Location: Gulangyu, Xiamen Item: Zong zi, or glutinous rice dumplings
June 22 is the beginning of the Dragon Boat Festival, which explains the influx of zongzis, or glutinous rice dumplings, we've been eating at home. Wrapped in bamboo leaves in a triangular shape, zongzi is a traditionally steamed Chinese dish made with glutinous rice and stuffed with various fillings (typically mushrooms, pork, nuts, and dried shrimp).
Although zongzis can be consumed year-round, they're often made especially for the Dragon Boat Festival, which starts from June 22 to 24 in China. A brief history lesson: The festival commemorates the life and death of ancient poet Qu Yuan, who was a government official in the state of Chu. He was exiled for his reforms and eventually committed suicide by throwing himself into a river. The people of Chu rushed out in their fishing boats, beating drums and throwing food like zongzi in the river to keep the fish and evil spirits from his body.
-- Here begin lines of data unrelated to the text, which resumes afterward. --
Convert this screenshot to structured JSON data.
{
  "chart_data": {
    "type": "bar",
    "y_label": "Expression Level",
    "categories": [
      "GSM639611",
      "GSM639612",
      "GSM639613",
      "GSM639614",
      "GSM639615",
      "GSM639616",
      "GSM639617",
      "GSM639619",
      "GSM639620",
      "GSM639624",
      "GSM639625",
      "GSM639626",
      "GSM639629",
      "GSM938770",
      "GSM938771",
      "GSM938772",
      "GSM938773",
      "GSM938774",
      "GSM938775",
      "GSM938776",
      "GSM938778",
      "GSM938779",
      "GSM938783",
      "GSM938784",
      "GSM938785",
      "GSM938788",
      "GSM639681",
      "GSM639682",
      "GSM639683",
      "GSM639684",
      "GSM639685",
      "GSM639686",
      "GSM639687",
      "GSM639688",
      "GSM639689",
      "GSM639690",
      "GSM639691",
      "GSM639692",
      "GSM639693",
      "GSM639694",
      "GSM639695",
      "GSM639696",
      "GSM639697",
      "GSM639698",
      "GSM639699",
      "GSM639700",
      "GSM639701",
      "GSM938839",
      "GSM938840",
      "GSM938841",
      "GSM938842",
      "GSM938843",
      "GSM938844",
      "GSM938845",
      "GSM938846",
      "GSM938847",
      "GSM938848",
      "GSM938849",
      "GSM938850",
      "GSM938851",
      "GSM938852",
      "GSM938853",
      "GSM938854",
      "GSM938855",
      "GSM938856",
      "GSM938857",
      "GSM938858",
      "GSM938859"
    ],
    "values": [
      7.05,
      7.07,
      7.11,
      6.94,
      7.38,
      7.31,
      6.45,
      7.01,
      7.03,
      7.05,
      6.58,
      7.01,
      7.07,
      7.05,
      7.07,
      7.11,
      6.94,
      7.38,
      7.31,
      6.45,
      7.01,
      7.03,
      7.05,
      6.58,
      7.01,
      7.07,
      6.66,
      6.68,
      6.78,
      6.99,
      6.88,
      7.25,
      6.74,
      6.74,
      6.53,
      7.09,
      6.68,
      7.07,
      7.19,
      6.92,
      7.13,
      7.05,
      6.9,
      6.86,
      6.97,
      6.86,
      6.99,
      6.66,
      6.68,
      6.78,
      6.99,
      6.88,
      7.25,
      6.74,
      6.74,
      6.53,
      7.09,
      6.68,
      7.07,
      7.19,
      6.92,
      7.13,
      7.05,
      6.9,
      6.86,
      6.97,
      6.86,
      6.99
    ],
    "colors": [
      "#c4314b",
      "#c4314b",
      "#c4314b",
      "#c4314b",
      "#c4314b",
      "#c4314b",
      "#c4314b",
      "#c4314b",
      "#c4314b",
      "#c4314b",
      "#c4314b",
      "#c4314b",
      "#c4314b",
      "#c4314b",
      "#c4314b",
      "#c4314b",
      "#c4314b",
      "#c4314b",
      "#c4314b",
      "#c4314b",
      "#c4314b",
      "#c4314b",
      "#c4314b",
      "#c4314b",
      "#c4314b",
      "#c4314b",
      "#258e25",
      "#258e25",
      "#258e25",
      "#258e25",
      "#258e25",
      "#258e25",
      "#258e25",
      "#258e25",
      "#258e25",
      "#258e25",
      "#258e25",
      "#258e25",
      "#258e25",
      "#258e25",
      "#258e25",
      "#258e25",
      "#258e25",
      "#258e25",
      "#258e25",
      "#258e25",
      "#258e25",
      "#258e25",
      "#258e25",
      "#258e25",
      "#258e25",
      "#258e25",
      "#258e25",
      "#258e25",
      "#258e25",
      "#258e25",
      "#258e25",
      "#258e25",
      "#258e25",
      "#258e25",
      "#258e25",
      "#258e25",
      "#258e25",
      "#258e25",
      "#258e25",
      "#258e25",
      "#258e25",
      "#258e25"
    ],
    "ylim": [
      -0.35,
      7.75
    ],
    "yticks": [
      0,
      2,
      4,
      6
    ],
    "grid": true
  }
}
Since then, dragon boat racing and eating zongzi have become the central customs of the festival, which falls on the fifth day of the fifth lunar month.
Though zongzis are typically made at home or by family members in China, you can find them for $4 in New York at the NYC Cravings Truck. Or if you're feeling cheap, see if you can still spot the elderly lady in Chinatown selling zongzis. Chowhounders report that she was last spotted on Grand and Chrystie.